Max Puidak : max.w.puidak@vanderbilt.edu -- @maxpudi

Introduction

Intelligent stock price prediction in the near-term has nearly unlimited potential. However, designing a model that does so accurately would defy years of academic study and several cornerstones in finance theory. The efficient-market hypothesis (EMH) states that asset prices fully reflect all available information. Under strict EMH, no security in a financial market will ever be mis-priced. Similarly, the random-walk hypothesis states that stock prices follow a random walk in the short-term, and are therefore, unpredictable. Yet, the evolution of machine learning techniques and the availability of ‘big’ data has led critics, scholars, and investors to question the integrity of these theories. It is the goal of this project to use machine learning techniques for the prediction of S&P 500 price trends in the near term (30-days). Specifically, the model attempts to predict the binary classification problem of “will the S&P 500 price rise in 30 days?” Three data sources were used to address our problem: technical indicators, fundamental analysis, and sentiment analysis.
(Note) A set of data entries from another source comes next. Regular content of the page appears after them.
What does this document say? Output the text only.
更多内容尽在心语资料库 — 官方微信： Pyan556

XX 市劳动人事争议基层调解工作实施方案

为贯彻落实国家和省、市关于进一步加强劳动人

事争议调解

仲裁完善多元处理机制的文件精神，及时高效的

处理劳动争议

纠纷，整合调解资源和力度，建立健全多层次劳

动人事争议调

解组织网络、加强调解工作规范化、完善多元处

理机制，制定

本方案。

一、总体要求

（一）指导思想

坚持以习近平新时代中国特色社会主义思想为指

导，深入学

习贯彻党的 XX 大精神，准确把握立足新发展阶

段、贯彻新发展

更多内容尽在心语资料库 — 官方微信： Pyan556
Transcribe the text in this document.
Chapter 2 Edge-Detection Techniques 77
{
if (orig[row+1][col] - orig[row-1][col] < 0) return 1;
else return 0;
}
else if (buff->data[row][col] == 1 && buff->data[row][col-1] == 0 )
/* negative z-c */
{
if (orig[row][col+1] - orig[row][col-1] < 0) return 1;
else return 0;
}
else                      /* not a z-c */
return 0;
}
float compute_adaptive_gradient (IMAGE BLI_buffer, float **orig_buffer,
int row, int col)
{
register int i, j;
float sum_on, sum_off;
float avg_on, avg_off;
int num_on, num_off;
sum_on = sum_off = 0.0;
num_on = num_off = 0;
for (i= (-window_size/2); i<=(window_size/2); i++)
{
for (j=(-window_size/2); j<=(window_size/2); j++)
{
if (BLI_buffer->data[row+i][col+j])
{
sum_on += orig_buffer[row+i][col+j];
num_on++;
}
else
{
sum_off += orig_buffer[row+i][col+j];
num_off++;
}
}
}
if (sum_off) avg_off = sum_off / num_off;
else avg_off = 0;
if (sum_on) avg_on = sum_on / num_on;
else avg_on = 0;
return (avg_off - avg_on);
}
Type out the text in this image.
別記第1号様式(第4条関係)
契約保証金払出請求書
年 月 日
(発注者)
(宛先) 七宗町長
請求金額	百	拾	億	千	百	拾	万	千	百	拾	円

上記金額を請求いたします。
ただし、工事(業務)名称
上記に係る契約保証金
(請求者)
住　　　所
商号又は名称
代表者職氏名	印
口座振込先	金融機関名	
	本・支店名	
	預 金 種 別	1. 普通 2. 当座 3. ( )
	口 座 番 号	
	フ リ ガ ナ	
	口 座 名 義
See each subdirectory for its respective description:

  1. Technical Analysis
  2. Fundamental Analysis
  3. Sentiment Analysis

Conclusion

With the Technical and Sentiment analyses both yielding workable results, an aggregate features table was able to be created combining the two. In order to maximize the number of rows, each month’s sentiment data fields were duplicated for each day of technical data and appended to the technical feature matrix. When running the combined feature matrix, an AUC of 0.51 was achieved--which, though above 0.5, is a very poor score.

Conclusions

Almost all of our analyses led to AUC’s right around 0.5, which could imply that we have poorly established our features and labels. If that is not the case, then it implies that there is very low correlation to the data we looked at and whether or not there will be an increase in price of the S&P 500 30 days in the future.

Future Work

We hope to continue working on this project to devise the best features to include and get a reasonable AUC. We would also like to clean up the code and make the repository more standalone.